The U.S. Department of Housing and Urban Development (HUD) recently issued a final rule replacing the London Interbank Offered Rate (LIBOR) with the Secured Overnight Financing Rate (SOFR) for newly originated FHA-insured adjustable-rate forward mortgage loans and Home Equity Conversion Mortgages (HECMs), and for existing adjustable-rate forward mortgage loans and HECMs. The final rule also establishes for HECMS with monthly rate adjustments a lifetime interest rate cap of 10 percentage points above or below the initial contract interest rate. The final rule is effective March 31, 2023.
For newly originated adjustable-rate forward mortgage loans and annually adjusting HECMs, the acceptable indices are the weekly average yield on U.S. Treasury securities adjusted to a constant maturity of one year, the 30-day average SOFR published by the Federal Reserve Bank of New York (or a successor administrator), or an alternative SOFR tenor approved by HUD (which HUD may publish by notice). For newly originated monthly adjusting HECMS, the acceptable indices are the weekly average yield on U.S. Treasury securities adjusted to a constant maturity of one year, the weekly average yield on U.S. Treasury securities adjusted to a constant maturity of one month, or an alternative SOFR index approved by HUD.

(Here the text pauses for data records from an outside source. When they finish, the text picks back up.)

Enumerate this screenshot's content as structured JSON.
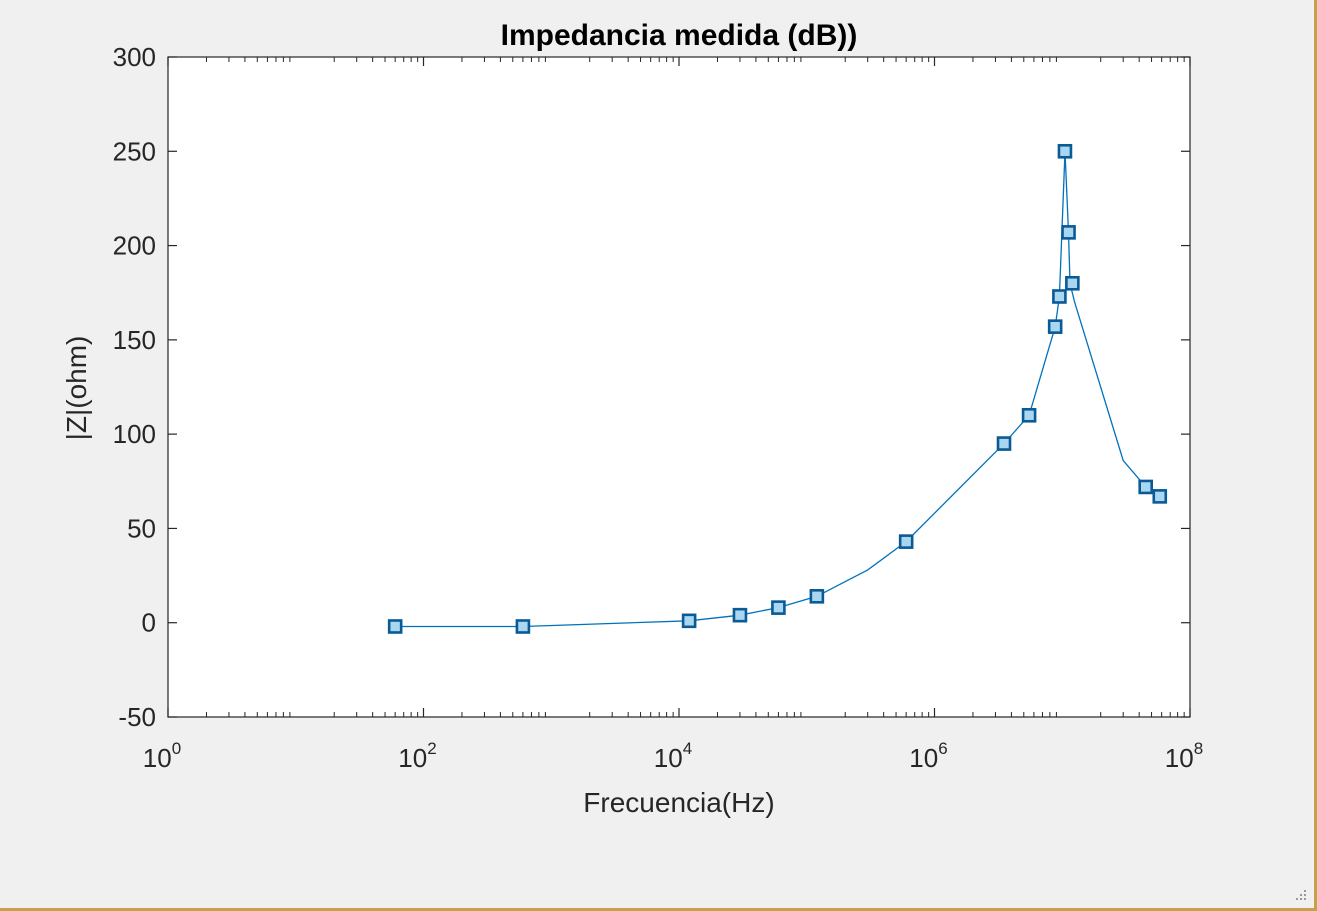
{
  "chart_data": {
    "type": "line",
    "title": "Impedancia medida (dB))",
    "xlabel": "Frecuencia(Hz)",
    "ylabel": "|Z|(ohm)",
    "xscale": "log",
    "xlim": [
      1,
      100000000
    ],
    "ylim": [
      -50,
      300
    ],
    "x_ticks": [
      {
        "value": 1,
        "base": "10",
        "exp": "0"
      },
      {
        "value": 100,
        "base": "10",
        "exp": "2"
      },
      {
        "value": 10000,
        "base": "10",
        "exp": "4"
      },
      {
        "value": 1000000,
        "base": "10",
        "exp": "6"
      },
      {
        "value": 100000000,
        "base": "10",
        "exp": "8"
      }
    ],
    "y_ticks": [
      {
        "value": 300,
        "label": "300"
      },
      {
        "value": 250,
        "label": "250"
      },
      {
        "value": 200,
        "label": "200"
      },
      {
        "value": 150,
        "label": "150"
      },
      {
        "value": 100,
        "label": "100"
      },
      {
        "value": 50,
        "label": "50"
      },
      {
        "value": 0,
        "label": "0"
      },
      {
        "value": -50,
        "label": "-50"
      }
    ],
    "grid": false,
    "box": true,
    "series": [
      {
        "line_color": "#0072bd",
        "marker": "square",
        "marker_face": "#a9d6f0",
        "marker_edge": "#0a5a96",
        "line_x": [
          60,
          600,
          12000,
          30000,
          60000,
          120000,
          300000,
          600000,
          3500000,
          5500000,
          8800000,
          9500000,
          10500000,
          11200000,
          11500000,
          12500000,
          30000000,
          45000000,
          58000000
        ],
        "line_y": [
          -2,
          -2,
          1,
          4,
          8,
          14,
          28,
          43,
          95,
          110,
          157,
          173,
          250,
          207,
          180,
          170,
          86,
          72,
          67
        ],
        "marker_x": [
          60,
          600,
          12000,
          30000,
          60000,
          120000,
          600000,
          3500000,
          5500000,
          8800000,
          9500000,
          10500000,
          11200000,
          12000000,
          45000000,
          58000000
        ],
        "marker_y": [
          -2,
          -2,
          1,
          4,
          8,
          14,
          43,
          95,
          110,
          157,
          173,
          250,
          207,
          180,
          72,
          67
        ]
      }
    ]
  }
}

For existing forward mortgages and HECMs that use a LIBOR index, the mortgages must be transitioned to the spread-adjusted SOFR replacement index approved by HUD by the next interest rate adjustment date for the mortgage that is on or after the replacement date. Currently, the replacement date is likely to be the first London banking day after June 30, 2023 (June 30, 2023, is likely last day on which LIBOR indices will be published and still deemed to be representative rates).
HUD will publish a Mortgagee Letter to implement the requirements of the final rule.